A deceptively simple romance doesn’t take away that there is something quietly radical at work in the New York love story Port Authority, set in the underground Kiki ballroom dance community. This is grounded in a believable reality, directed by first-timer Danielle Lessovitz, executive produced by Martin Scorsese and starring a promising Fionn Whitehead and Leyna Bloom, the first trans woman of color to headline a film at Cannes.
Whitehead plays 20-year-old ex-con Paul, a Pittsburgh native dropped off at the New York City terminal of the title, stumbling out into the city without friends or family–a sister he hoped would meet him never materializes. On the subway he’s beaten up and robbed (“I have this anger thing,” he says), but taken in by Lee (McCaul Lombardi, who stars in American Honey, to which this film owes a spiritual debt), who offers him the chance to survive in seedy work as removal men, kicking out tenants who haven’t paid their rent–the foot soldiers of gentrification. To survive in a dog-eat-dog city, you’ve got to exploit others or else get exploited yourself.
Eventually he’s drawn into a different ecosystem, away from the macho banter of Lee and his agro men, the queer dance subculture in the fringes of the city’s vogueing culture, emblematic of a type of self-expression that Paul has clearly never been able to do. “The city’s out there, that’s for you,” says one dancer, “This is for me and my sisters.” But Paul is no more an outsider here than anywhere else in New York City.
It’s there he catches the eye of Wye, played by transgender model Leyna Bloom, and he starts to open up. Whitehead is particularly strong at suggesting a man comfortably in his own skin for perhaps the first time in his life, producing one of a number of brave performances in the film.
There’s a leap of faith you have to go with in the narrative of Port Authority, a central scene when Paul comes to realize that Wye is transgender. Given the community she is part of, and the specific type of dance culture she performs, it’d be hard to miss. But if you understand that Paul is from a place of vulnerability, where the basic idea that any woman will enjoy his company is a surprise to him, perhaps he’s dizzily blinded by attraction.
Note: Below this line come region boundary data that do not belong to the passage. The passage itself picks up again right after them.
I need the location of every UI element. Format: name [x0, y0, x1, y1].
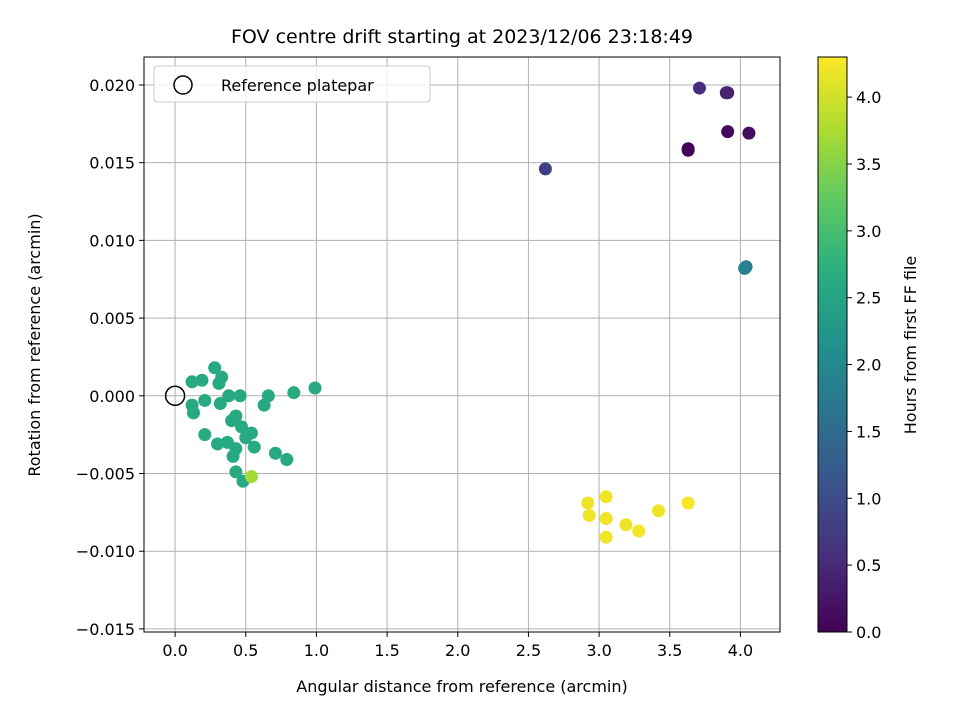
- scatter-point: [212, 376, 226, 390]
- colorbar-ticks: 0.0 0.5 1.0 1.5 2.0 2.5 3.0 3.5 4.0: [847, 88, 881, 642]
- scatter-point: [599, 512, 613, 526]
- scatter-point: [257, 398, 271, 412]
- x-tick-label: 3.5: [657, 641, 682, 660]
- x-tick-label: 1.0: [304, 641, 329, 660]
- x-axis-label: Angular distance from reference (arcmin): [296, 677, 627, 696]
- y-tick-label: 0.010: [89, 231, 135, 250]
- scatter-point: [681, 496, 695, 510]
- scatter-point: [308, 381, 322, 395]
- x-tick-label: 1.5: [374, 641, 399, 660]
- scatter-point: [225, 414, 239, 428]
- legend: Reference platepar: [153, 65, 431, 103]
- y-tick-label: 0.000: [89, 387, 135, 406]
- scatter-point: [235, 420, 249, 434]
- scatter-point: [186, 406, 200, 420]
- scatter-point: [681, 142, 695, 156]
- x-tick-label: 2.5: [516, 641, 541, 660]
- scatter-point: [195, 373, 209, 387]
- scatter-point: [229, 465, 243, 479]
- scatter-point: [244, 470, 258, 484]
- legend-frame: [153, 65, 431, 103]
- colorbar-gradient: [817, 56, 848, 633]
- legend-entry-reference: Reference platepar: [221, 76, 374, 95]
- colorbar-tick-label: 3.0: [856, 222, 881, 241]
- grid: [144, 57, 780, 632]
- x-tick-label: 0.0: [162, 641, 187, 660]
- scatter-point: [721, 86, 735, 100]
- scatter-point: [582, 508, 596, 522]
- scatter-point: [247, 440, 261, 454]
- scatter-point: [742, 126, 756, 140]
- x-tick-label: 3.0: [586, 641, 611, 660]
- scatter-point: [692, 81, 706, 95]
- legend-marker-reference: [173, 75, 193, 95]
- scatter-point: [210, 437, 224, 451]
- y-tick-label: 0.020: [89, 76, 135, 95]
- colorbar-tick-label: 2.5: [856, 289, 881, 308]
- x-tick-label: 0.5: [233, 641, 258, 660]
- scatter-point: [599, 490, 613, 504]
- y-axis-label: Rotation from reference (arcmin): [25, 213, 44, 476]
- scatter-point: [208, 361, 222, 375]
- colorbar-tick-label: 4.0: [856, 88, 881, 107]
- reference-platepar-marker: [164, 385, 186, 407]
- scatter-point: [287, 386, 301, 400]
- scatter-point: [738, 261, 752, 275]
- colorbar: 0.0 0.5 1.0 1.5 2.0 2.5 3.0 3.5 4.0 Hours from f…: [817, 56, 920, 642]
- scatter-point: [581, 496, 595, 510]
- scatter-point: [651, 504, 665, 518]
- scatter-point: [198, 428, 212, 442]
- scatter-point: [233, 389, 247, 403]
- colorbar-tick-label: 1.0: [856, 489, 881, 508]
- x-tick-label: 4.0: [728, 641, 753, 660]
- scatter-point: [226, 449, 240, 463]
- scatter-point: [198, 393, 212, 407]
- y-tick-label: −0.005: [76, 464, 135, 483]
- scatter-point: [213, 397, 227, 411]
- colorbar-tick-label: 3.5: [856, 155, 881, 174]
- scatter-point: [222, 389, 236, 403]
- scatter-point: [619, 518, 633, 532]
- y-tick-label: 0.015: [89, 154, 135, 173]
- colorbar-tick-label: 2.0: [856, 356, 881, 375]
- data-points: [164, 81, 756, 544]
- y-tick-label: −0.010: [76, 542, 135, 561]
- x-tick-label: 2.0: [445, 641, 470, 660]
- scatter-point: [239, 431, 253, 445]
- colorbar-tick-label: 0.5: [856, 556, 881, 575]
- colorbar-tick-label: 1.5: [856, 422, 881, 441]
- scatter-point: [721, 125, 735, 139]
- x-axis-ticks: 0.0 0.5 1.0 1.5 2.0 2.5 3.0 3.5 4.0: [162, 632, 753, 660]
- colorbar-label: Hours from first FF file: [901, 256, 920, 435]
- scatter-point: [599, 530, 613, 544]
- scatter-point: [185, 375, 199, 389]
- scatter-point: [280, 453, 294, 466]
- colorbar-tick-label: 0.0: [856, 623, 881, 642]
- chart-title: FOV centre drift starting at 2023/12/06 …: [231, 26, 693, 48]
- scatter-point: [268, 446, 282, 460]
- plot-area-frame: [143, 56, 781, 633]
- y-tick-label: 0.005: [89, 309, 135, 328]
- scatter-point: [538, 162, 552, 176]
- y-tick-label: −0.015: [76, 620, 135, 639]
- y-axis-ticks: −0.015 −0.010 −0.005 0.000 0.005 0.010 0.015 0.…: [76, 76, 144, 639]
- scatter-point: [632, 524, 646, 538]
And perhaps the film is pointing out that these labels, while relevant and necessary for an expression of identity, are artificial in a spiritual or psychological way.
Lessovitz, who wrote 2017’s homelessness drama Mobile Homes, is a confident filmmaker, whose eye has something of the urban landscapes of Celine Sciamma’s Girlhood and the rough-and-ready youth trappings of Andrea Arnold’s Honey. I’d like her to have taken Wye point of view more–problematically, the narrative is framed as a white cisgender male entering some sort of exotic environment–but at least Bloom’s performance is a showcase for her glowing presence.
Port Authority premiered at Cannes Film Festival.